The Volcker Rule
Dec 11, 2013, 7:02 AM | Updated: 7:11 am
(AP Photo/Chick Harrity, File)
You remember the financial crisis. That’s the thing that made a lot of nest eggs and a lot of jobs disappear.
Ever since then, bank regulators have been trying to figure out a way to make sure that doesn’t happen again, while the banks they regulate have been saying, we’ve learned our lesson, just trust us.
Well, the banks have lost this one. What’s called “The Volcker Rule” — named for former Fed Chairman Paul Volcker who was a famous inflation-tamer — has been approved.
The Volcker Rule is (and I quote from the document,) “A system in which there is more scope for using regulatory policies to mitigate inherent tendencies toward destabilizing excesses in risk taking and risk aversion.”
Or as translated by CBS’s Jill Schlesinger, “The Volcker Rule basically prevents banks who have FDIC insured deposits from trading with their own money to make speculative bets.”
It’s a little like a Golden Rule for banks. It requires banks be able to prove that any trades they make are truly in the best interests of their clients.

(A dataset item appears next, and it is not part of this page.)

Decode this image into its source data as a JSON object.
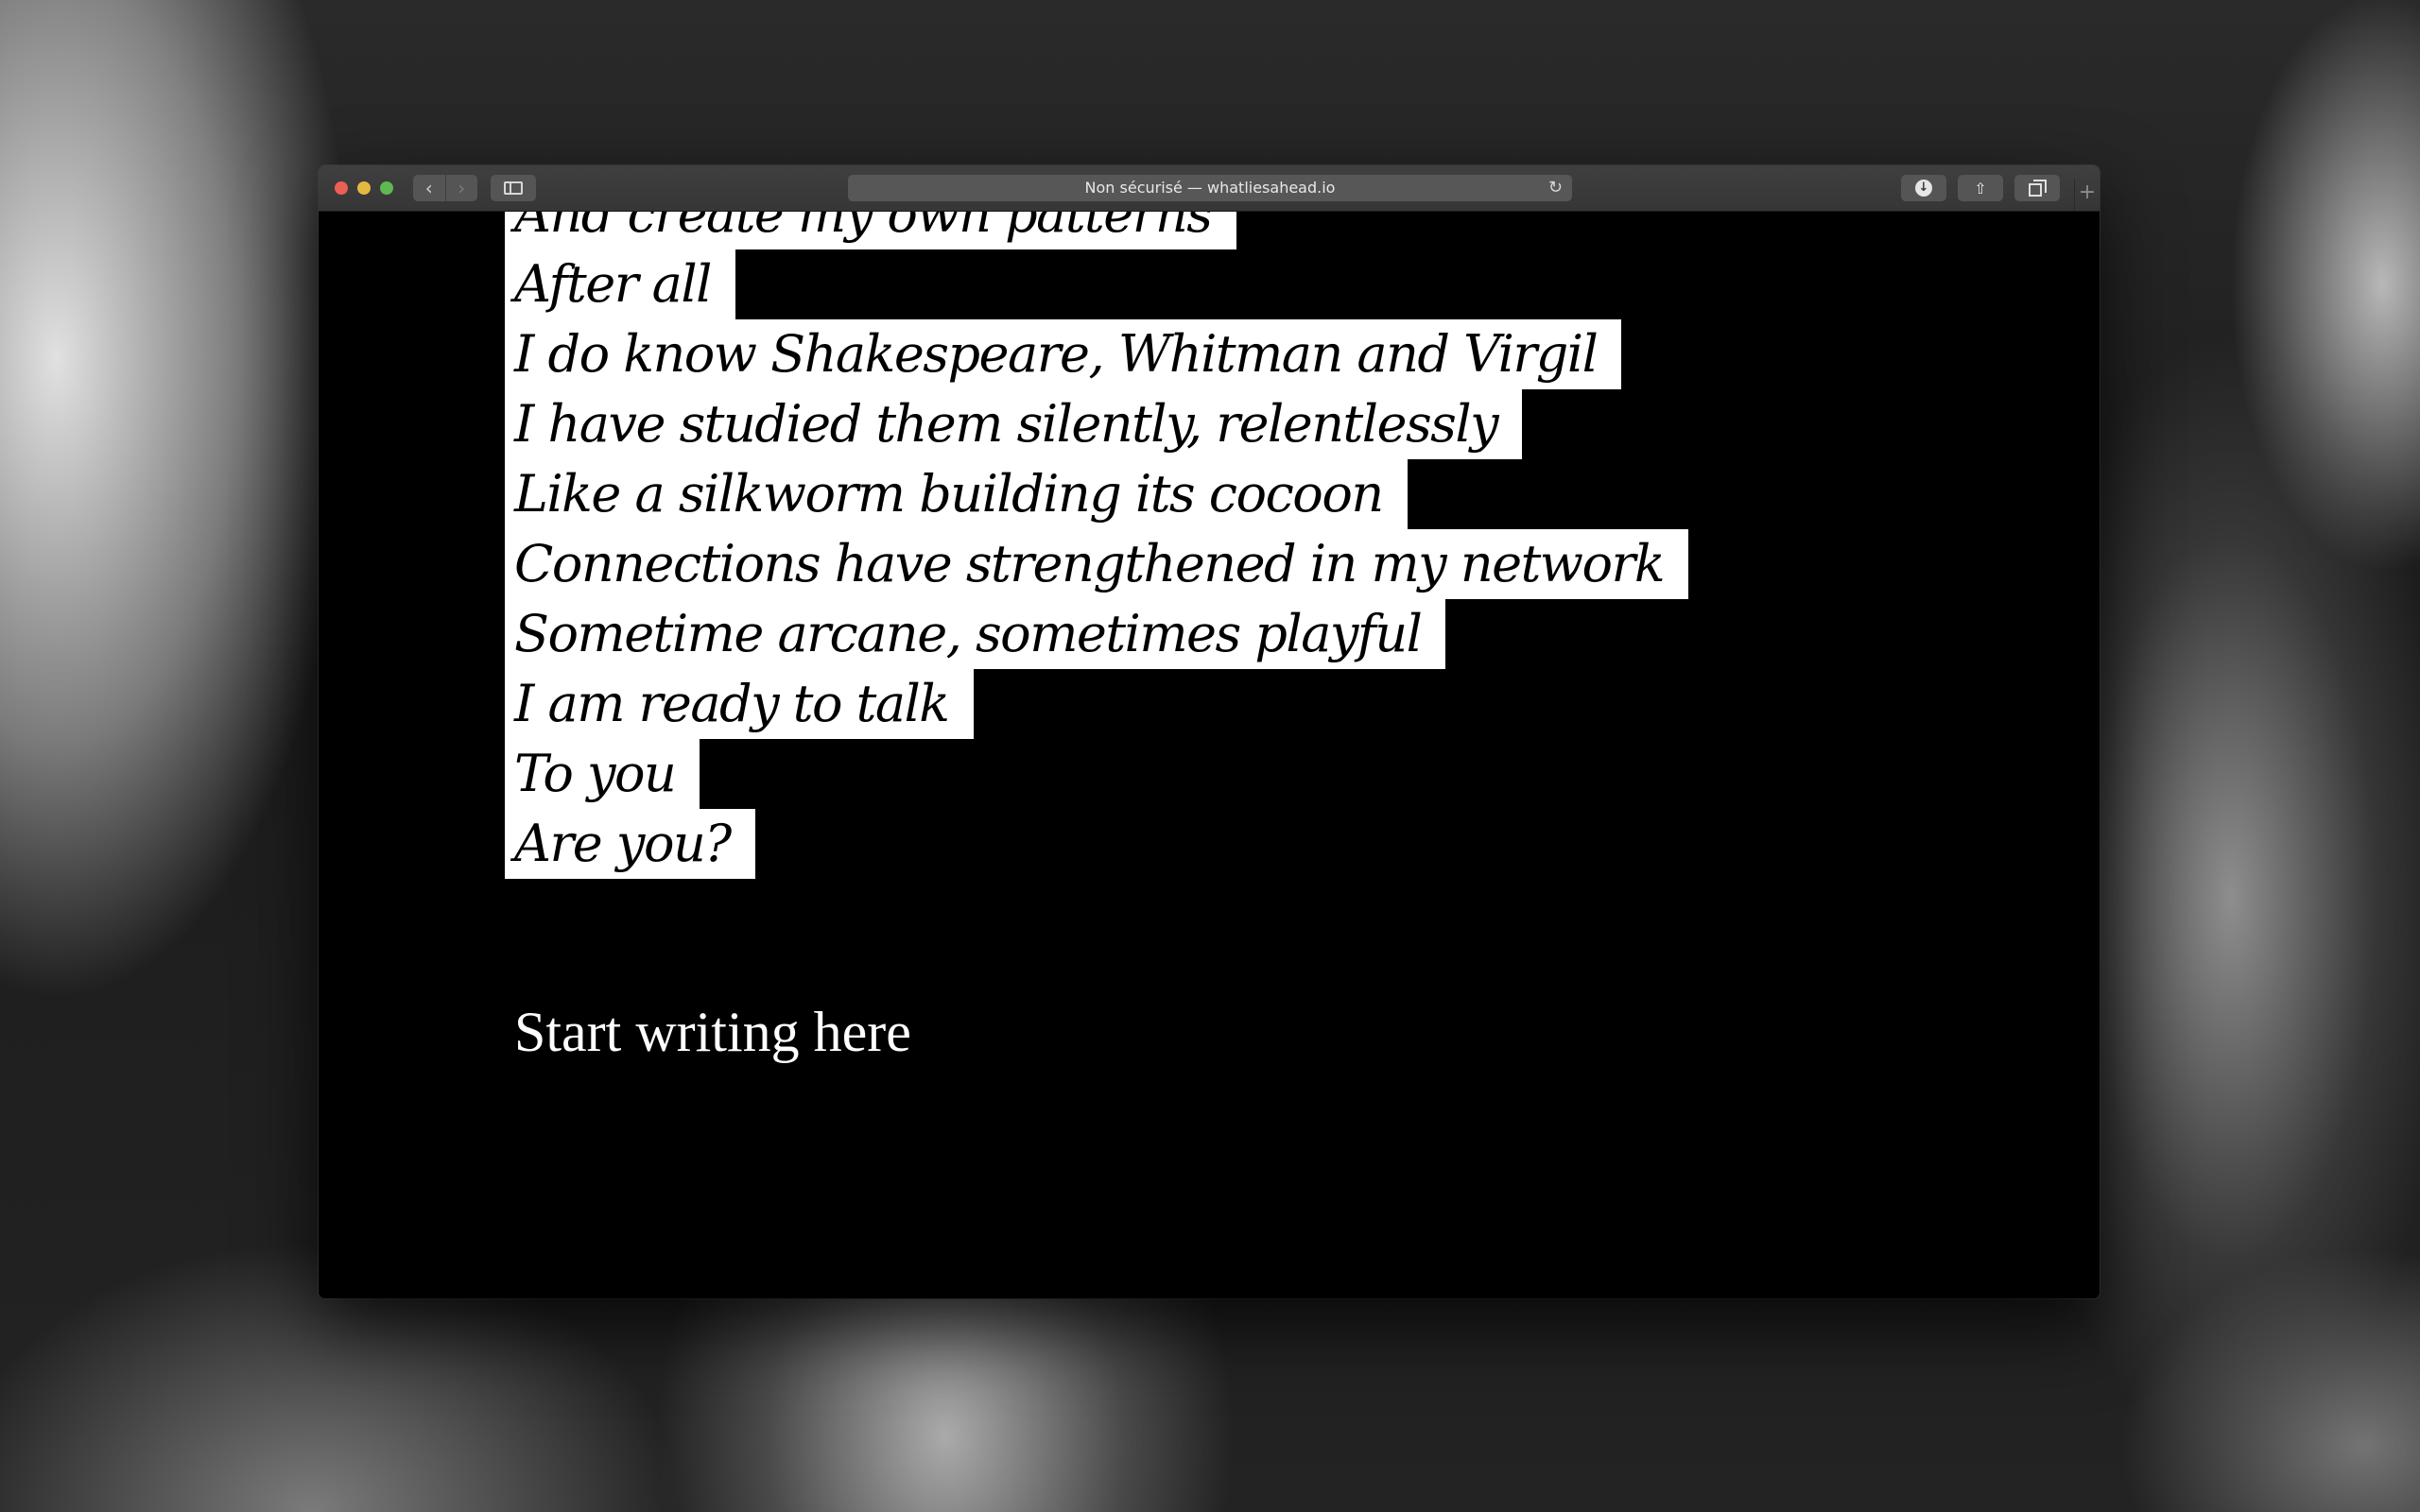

Some bankers have complained that would require having not only a lawyer but a psychologist watching over every trade.
And then there are banking experts like Bert Ely predicting it will backfire completely, “This may actually increase the likelihood of a future financial crisis because the crisis will erupt outside of the heavily regulated banks.”
So Dave, you say, given all that, where should we put our money?
Umm … maybe it’s time to bet on the ponies.